Tesla owners in Florida got an early, although temporary, Christmas present, if you can call it that.
Those motorists in the Hurricane Irma evacuation zone earlier this month remotely received about 40 additional miles in extended range for their electric cars before they needed a recharge.
Tesla vehicles apparently are equipped with the same 75 kWh battery, but software installed in less-expensive models limit capacity to 60 kWh.
Gridlock on Florida roads evidently convinced Tesla to unlock all the battery packs for those in the path of the storm so that there would be less likelihood of people running out of juice while stuck in traffic heading north, the Electrek website reported.
A Tesla Model S 60 owner in Florida reached out to us with almost 40 more miles than in his usual full charge and a new ’75’ badge in his car software. While he didn’t ask for it nor knew why it changed, Tesla had temporarily unlocked the remaining 15 kWh of the car’s software-limited battery pack option to facilitate the owner’s evacuation. We reached out to Tesla and a representative confirmed that the company has put in place the emergency measure to temporarily extend the range of the vehicles of Tesla owners in the path of Hurricane Irma. The company says that a Tesla owner in a mandatory evacuation zone required another ~30 more miles of range to optimize his evacuation route in the traffic and they reached out to Tesla who agreed to a temporary access to the full 75 kWh of energy in the battery pack…
Tesla owners were conflicted over the stopgap upgrade scenario, the New York Times explained.
Many Tesla owners cheered the temporary enhancement ahead of Irma, which made landfall in Florida on [September 10]. Some, though, said the company was kneecapping vehicle range under normal circumstances in pursuit of profit. Others were concerned that the magnanimous move overshadowed the troubling extent to which Tesla can command customers’ cars.
Tesla ordinarily charges in the range of $4,500 to $9,000 for the permanent, wireless-implemented upgrade. Tesla evidently has ended its practice of selling software-limited batteries in newer models, however.
U.S. taxpayers subsidize Tesla to the tune of $7,500 per vehicle. Taxpayers in states like California and Colorado kick in even more. The company sold about 80,000 vehicles last year. Tesla boss Elon Musk has called for Congress to end the federal subsidies. (Read more about green initiatives at Environ.news.)
Separately, Natural News has previously outlined the inherent contradiction of environmentally friendly electric cars. These pricey, trendy vehicles mostly get their electric charge via coal-fired power plants.

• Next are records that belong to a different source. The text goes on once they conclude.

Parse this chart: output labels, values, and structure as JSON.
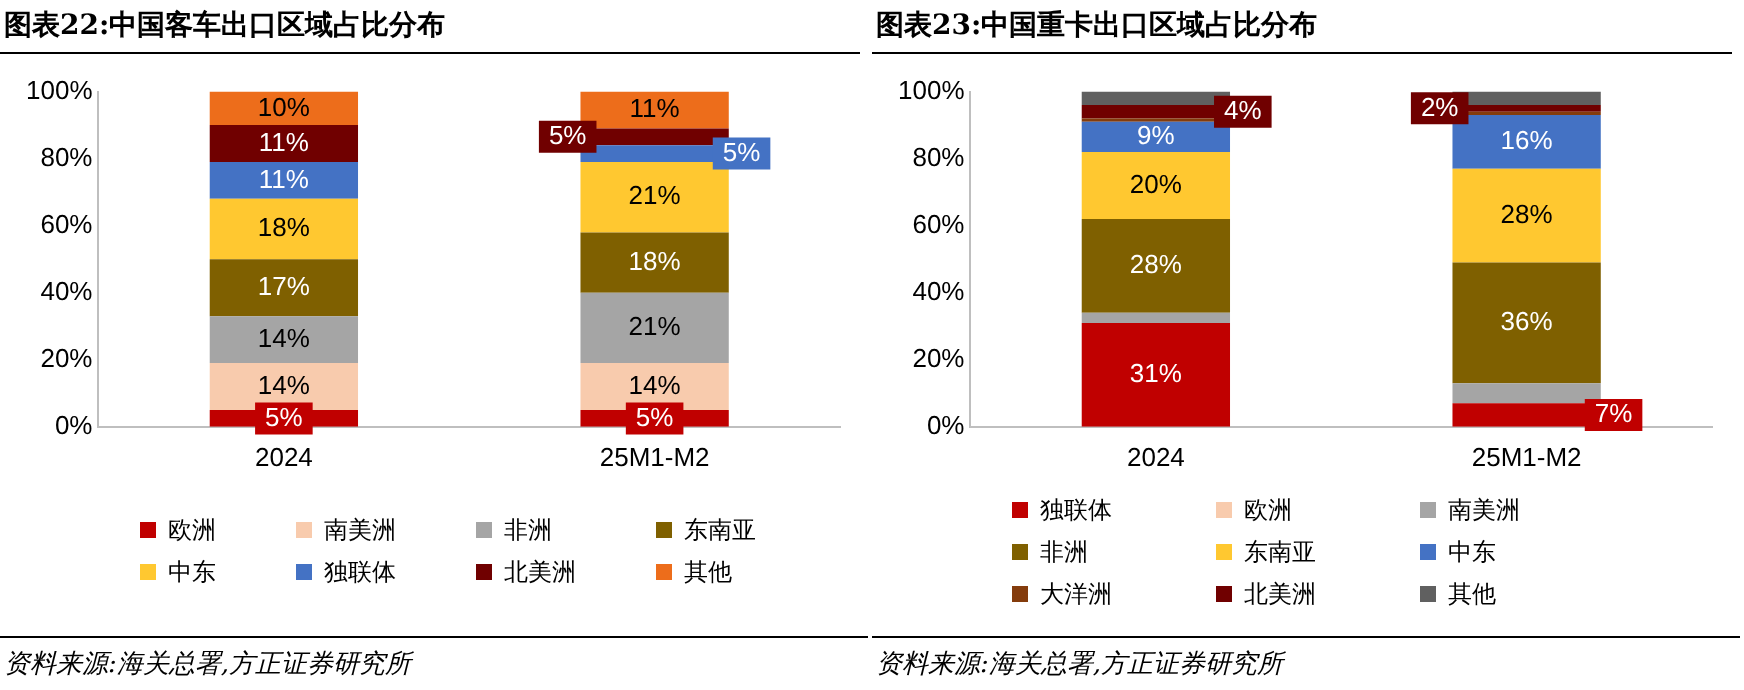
{
  "chart_data": [
    {
      "type": "bar",
      "title": "图表22:中国客车出口区域占比分布",
      "stacked": true,
      "legend": "bottom",
      "grid": false,
      "categories": [
        "2024",
        "25M1-M2"
      ],
      "ylim": [
        0,
        100
      ],
      "yticks": [
        {
          "value": 0,
          "label": "0%"
        },
        {
          "value": 20,
          "label": "20%"
        },
        {
          "value": 40,
          "label": "40%"
        },
        {
          "value": 60,
          "label": "60%"
        },
        {
          "value": 80,
          "label": "80%"
        },
        {
          "value": 100,
          "label": "100%"
        }
      ],
      "series": [
        {
          "name": "欧洲",
          "color": "#c00000",
          "values": [
            5,
            5
          ],
          "value_labels": [
            "5%",
            "5%"
          ]
        },
        {
          "name": "南美洲",
          "color": "#f8cbad",
          "values": [
            14,
            14
          ],
          "value_labels": [
            "14%",
            "14%"
          ]
        },
        {
          "name": "非洲",
          "color": "#a5a5a5",
          "values": [
            14,
            21
          ],
          "value_labels": [
            "14%",
            "21%"
          ]
        },
        {
          "name": "东南亚",
          "color": "#7f6000",
          "values": [
            17,
            18
          ],
          "value_labels": [
            "17%",
            "18%"
          ]
        },
        {
          "name": "中东",
          "color": "#ffc830",
          "values": [
            18,
            21
          ],
          "value_labels": [
            "18%",
            "21%"
          ]
        },
        {
          "name": "独联体",
          "color": "#4472c4",
          "values": [
            11,
            5
          ],
          "value_labels": [
            "11%",
            "5%"
          ]
        },
        {
          "name": "北美洲",
          "color": "#700000",
          "values": [
            11,
            5
          ],
          "value_labels": [
            "11%",
            "5%"
          ]
        },
        {
          "name": "其他",
          "color": "#ed6d1b",
          "values": [
            10,
            11
          ],
          "value_labels": [
            "10%",
            "11%"
          ]
        }
      ],
      "annotations": [
        "资料来源:海关总署,方正证券研究所"
      ]
    },
    {
      "type": "bar",
      "title": "图表23:中国重卡出口区域占比分布",
      "stacked": true,
      "legend": "bottom",
      "grid": false,
      "categories": [
        "2024",
        "25M1-M2"
      ],
      "ylim": [
        0,
        100
      ],
      "yticks": [
        {
          "value": 0,
          "label": "0%"
        },
        {
          "value": 20,
          "label": "20%"
        },
        {
          "value": 40,
          "label": "40%"
        },
        {
          "value": 60,
          "label": "60%"
        },
        {
          "value": 80,
          "label": "80%"
        },
        {
          "value": 100,
          "label": "100%"
        }
      ],
      "series": [
        {
          "name": "独联体",
          "color": "#c00000",
          "values": [
            31,
            7
          ],
          "value_labels": [
            "31%",
            "7%"
          ]
        },
        {
          "name": "欧洲",
          "color": "#f8cbad",
          "values": [
            0,
            0
          ],
          "value_labels": [
            null,
            null
          ]
        },
        {
          "name": "南美洲",
          "color": "#a5a5a5",
          "values": [
            3,
            6
          ],
          "value_labels": [
            null,
            null
          ]
        },
        {
          "name": "非洲",
          "color": "#7f6000",
          "values": [
            28,
            36
          ],
          "value_labels": [
            "28%",
            "36%"
          ]
        },
        {
          "name": "东南亚",
          "color": "#ffc830",
          "values": [
            20,
            28
          ],
          "value_labels": [
            "20%",
            "28%"
          ]
        },
        {
          "name": "中东",
          "color": "#4472c4",
          "values": [
            9,
            16
          ],
          "value_labels": [
            "9%",
            "16%"
          ]
        },
        {
          "name": "大洋洲",
          "color": "#843c0c",
          "values": [
            1,
            1
          ],
          "value_labels": [
            null,
            null
          ]
        },
        {
          "name": "北美洲",
          "color": "#700000",
          "values": [
            4,
            2
          ],
          "value_labels": [
            "4%",
            "2%"
          ]
        },
        {
          "name": "其他",
          "color": "#606060",
          "values": [
            4,
            4
          ],
          "value_labels": [
            null,
            null
          ]
        }
      ],
      "annotations": [
        "资料来源:海关总署,方正证券研究所"
      ]
    }
  ]
}
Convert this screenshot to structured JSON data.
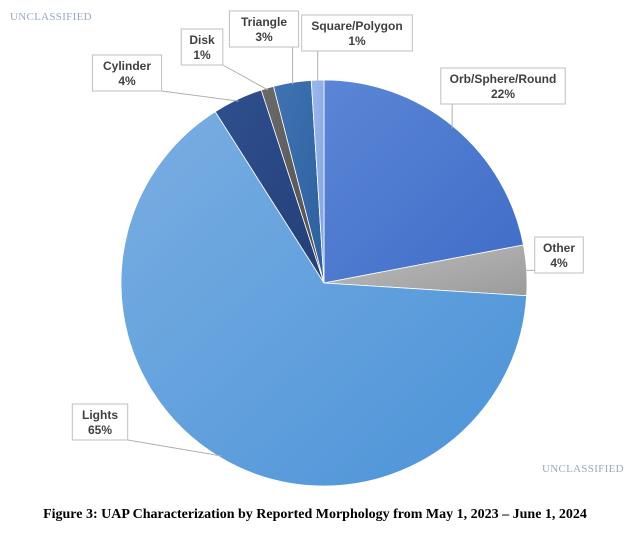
{
  "markings": {
    "top": "UNCLASSIFIED",
    "bottom": "UNCLASSIFIED"
  },
  "caption": "Figure 3:  UAP Characterization by Reported Morphology from May 1, 2023 – June 1, 2024",
  "chart_data": {
    "type": "pie",
    "title": "",
    "legend": "none",
    "start_angle_deg": 0,
    "direction": "clockwise",
    "slices": [
      {
        "name": "Orb/Sphere/Round",
        "percent_label": "22%",
        "value": 22,
        "color": "#3f6cc7",
        "color_light": "#5b86d6"
      },
      {
        "name": "Other",
        "percent_label": "4%",
        "value": 4,
        "color": "#9b9b9b",
        "color_light": "#bdbdbd"
      },
      {
        "name": "Lights",
        "percent_label": "65%",
        "value": 65,
        "color": "#4b93d8",
        "color_light": "#7aaee2"
      },
      {
        "name": "Cylinder",
        "percent_label": "4%",
        "value": 4,
        "color": "#243f78",
        "color_light": "#2f4f8f"
      },
      {
        "name": "Disk",
        "percent_label": "1%",
        "value": 1,
        "color": "#505050",
        "color_light": "#6a6a6a"
      },
      {
        "name": "Triangle",
        "percent_label": "3%",
        "value": 3,
        "color": "#2d5f9c",
        "color_light": "#3f73b3"
      },
      {
        "name": "Square/Polygon",
        "percent_label": "1%",
        "value": 1,
        "color": "#7fa3e2",
        "color_light": "#9cb9ec"
      }
    ]
  }
}
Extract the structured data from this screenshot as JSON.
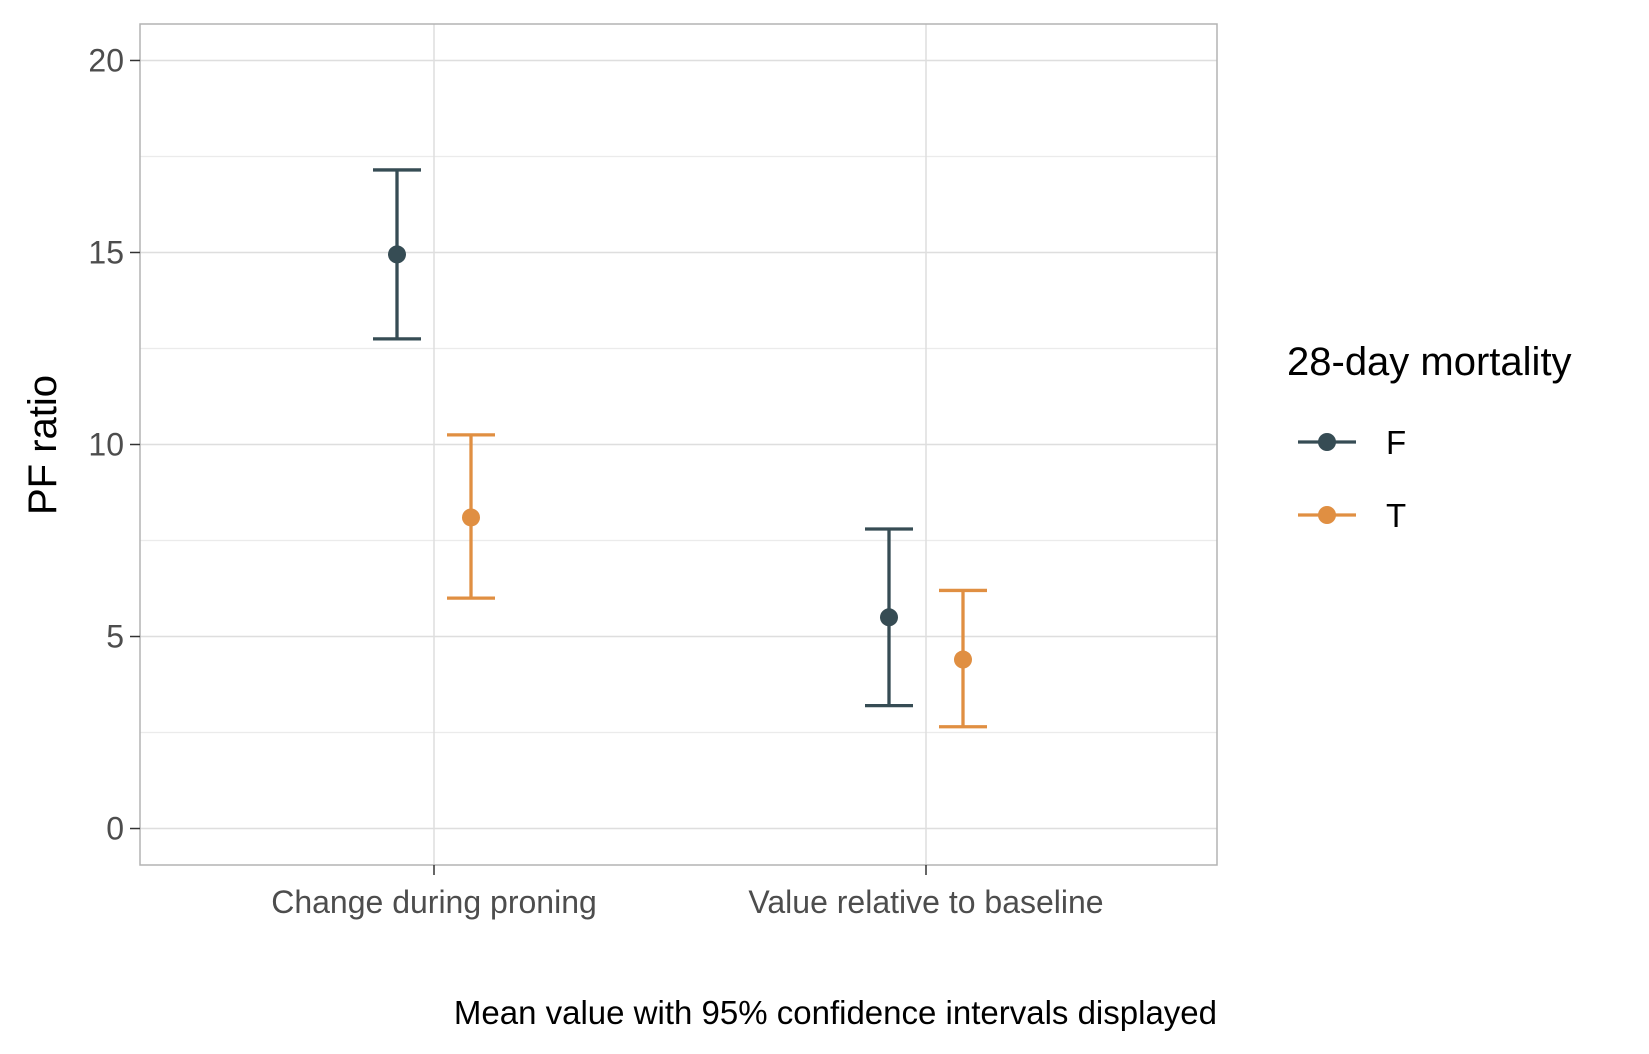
{
  "chart_data": {
    "type": "errorbar",
    "ylabel": "PF ratio",
    "xlabel": "",
    "caption": "Mean value with 95% confidence intervals displayed",
    "categories": [
      "Change during proning",
      "Value relative to baseline"
    ],
    "ylim": [
      -0.95,
      20.95
    ],
    "yticks": [
      0,
      5,
      10,
      15,
      20
    ],
    "y_tick_labels": [
      "0",
      "5",
      "10",
      "15",
      "20"
    ],
    "grid": true,
    "legend": {
      "title": "28-day mortality",
      "position": "right"
    },
    "series": [
      {
        "name": "F",
        "color": "#364C54",
        "points": [
          {
            "category": "Change during proning",
            "mean": 14.95,
            "lower": 12.75,
            "upper": 17.15
          },
          {
            "category": "Value relative to baseline",
            "mean": 5.5,
            "lower": 3.2,
            "upper": 7.8
          }
        ]
      },
      {
        "name": "T",
        "color": "#E08F42",
        "points": [
          {
            "category": "Change during proning",
            "mean": 8.1,
            "lower": 6.0,
            "upper": 10.25
          },
          {
            "category": "Value relative to baseline",
            "mean": 4.4,
            "lower": 2.65,
            "upper": 6.2
          }
        ]
      }
    ]
  }
}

With that in mind, according to some studies, gasoline-powered cars supposedly produce less pollution than their “clean” electric counterparts.
“Getting the materials to make lithium ion batteries, for example, is an extremely dirty business, and the electricity to recharge the batteries most likely comes from power plant fueled by coal or some other fossil fuel,” Investors’ Business Daily noted.
If you are a Tesla owner, are you satisfied with the service and performance? If not, would you ever consider purchasing an electric car?